Clinical Trial Carryover Effect

A Clinical Trial Carryover Effect is an Experimental Carryover Effect that is a treatment effect that can alter the clinical endpoint of a subsequent medical intervention/treatment.

• AKA: Treatment Residual Effect.
• Context:
  • It can be eliminated by introducing a washout period between treatments.
• Example(s):
  • NCT03386058:Examining Carryover Effect in Patients Treated witH Spinal cOrd Stimulation (ECHO),
  • …
• Counter-Example(s):
  • Treatment Effect,
  • Side Effect,
  • Adverse Effect,
  • Placebo Effect,
  • Nocebo Effect.
• See: Within-Subjects research design. Washout Period, Treatment Period, Crossover Clinical Trial, Clinical Trial Eligibility Criterion, Concomitant Medication.

References

2016

• (Sturdevant & Lumley, 2016) ⇒ S. Gwynn Sturdevant, and Thomas Lumley (2016). "Testing for carryover effects after cessation of treatments: a design approach". In: BMC Medical Research Methodology 16.
  • QUOTE: Reliably estimating carryover effects requires that incident hypertension is diagnosed without differential bias by treatment group, and rapidly enough to distinguish zero, short, and long-term carryover.
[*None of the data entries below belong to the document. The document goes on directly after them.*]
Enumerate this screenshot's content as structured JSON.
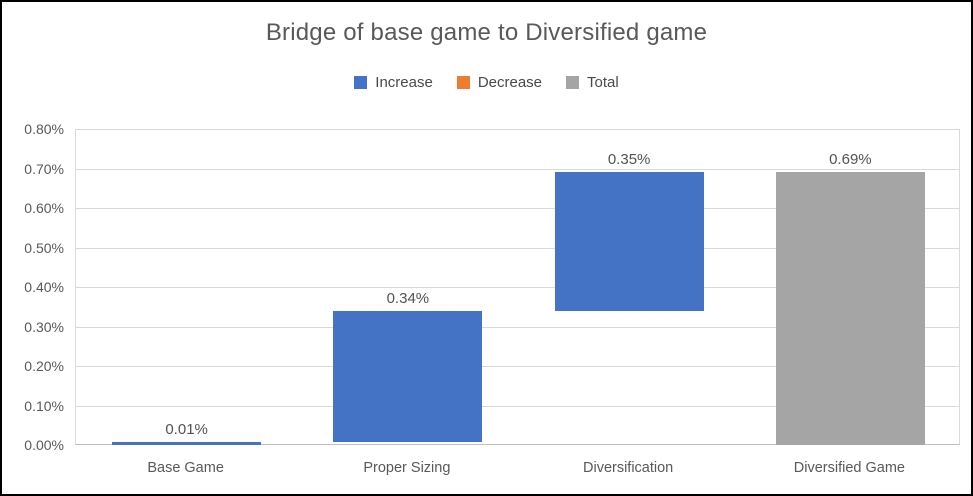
{
  "chart_data": {
    "type": "bar",
    "subtype": "waterfall",
    "title": "Bridge of base game to Diversified game",
    "categories": [
      "Base Game",
      "Proper Sizing",
      "Diversification",
      "Diversified Game"
    ],
    "series": [
      {
        "name": "Increase",
        "color": "#4472C4"
      },
      {
        "name": "Decrease",
        "color": "#ED7D31"
      },
      {
        "name": "Total",
        "color": "#A5A5A5"
      }
    ],
    "bars": [
      {
        "category": "Base Game",
        "series": "Increase",
        "start": 0.0,
        "end": 0.008,
        "label": "0.01%"
      },
      {
        "category": "Proper Sizing",
        "series": "Increase",
        "start": 0.008,
        "end": 0.34,
        "label": "0.34%"
      },
      {
        "category": "Diversification",
        "series": "Increase",
        "start": 0.34,
        "end": 0.69,
        "label": "0.35%"
      },
      {
        "category": "Diversified Game",
        "series": "Total",
        "start": 0.0,
        "end": 0.69,
        "label": "0.69%"
      }
    ],
    "ylim": [
      0,
      0.8
    ],
    "ytick_step": 0.1,
    "ytick_labels": [
      "0.00%",
      "0.10%",
      "0.20%",
      "0.30%",
      "0.40%",
      "0.50%",
      "0.60%",
      "0.70%",
      "0.80%"
    ],
    "yunit": "percent",
    "grid": true,
    "legend_position": "top",
    "xlabel": "",
    "ylabel": ""
  }
}
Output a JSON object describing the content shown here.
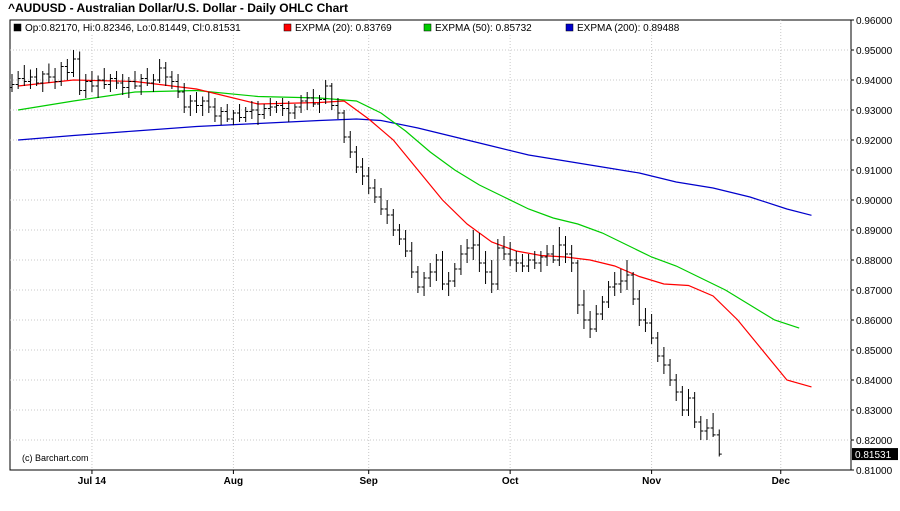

Stephen Senn defines “direct effects” as the effect of a treatment while administered and “residual effects” as forms of carryover which occur after treatment has ceased (...)

2014

• (O'Connor et al., 2014) ⇒ Constance M. O'Connor, D. Ryan Norris, Glenn T. Crossin, Steven J. Cooke (2014). "Biological carryover effects: linking common concepts and mechanisms in ecology and evolution". In: Ecosphere, 5(3), 1-11.
  • QUOTE: The concept of carryover effects was first recognized in repeated measures clinical trials, where certain factors could ‘carry over' from one treatment to another in laboratory studies (...)

2011

• (Evans, 2011) ⇒ Scott R. Evans (2011). "Clinical Trial Structures". In: Journal of Experimental Stroke & Translational Medicine, 3(1):8-18.
  • QUOTE: The primary concern with crossover trials is the potential “carry-over effect”. If the residual effect of the treatment provided in the first period continues into the second period when assessments of the second treatment are made (despite the discontinuation of the treatment at the end of the first period), then treatment comparisons could be biased since one cannot distinguish between the treatment effect and the carry-over effect. For this reason, a “washout” period is often built into the study design to separate two treatment periods to eliminate “carry-over” effects. A frequent recommendation is for the washout period to be at least 5 times the half-life of the treatment with the maximum half-life in the study. Endpoint evaluations can also be made at the end of a period to allow more time for the effects of prior treatments to dissipate.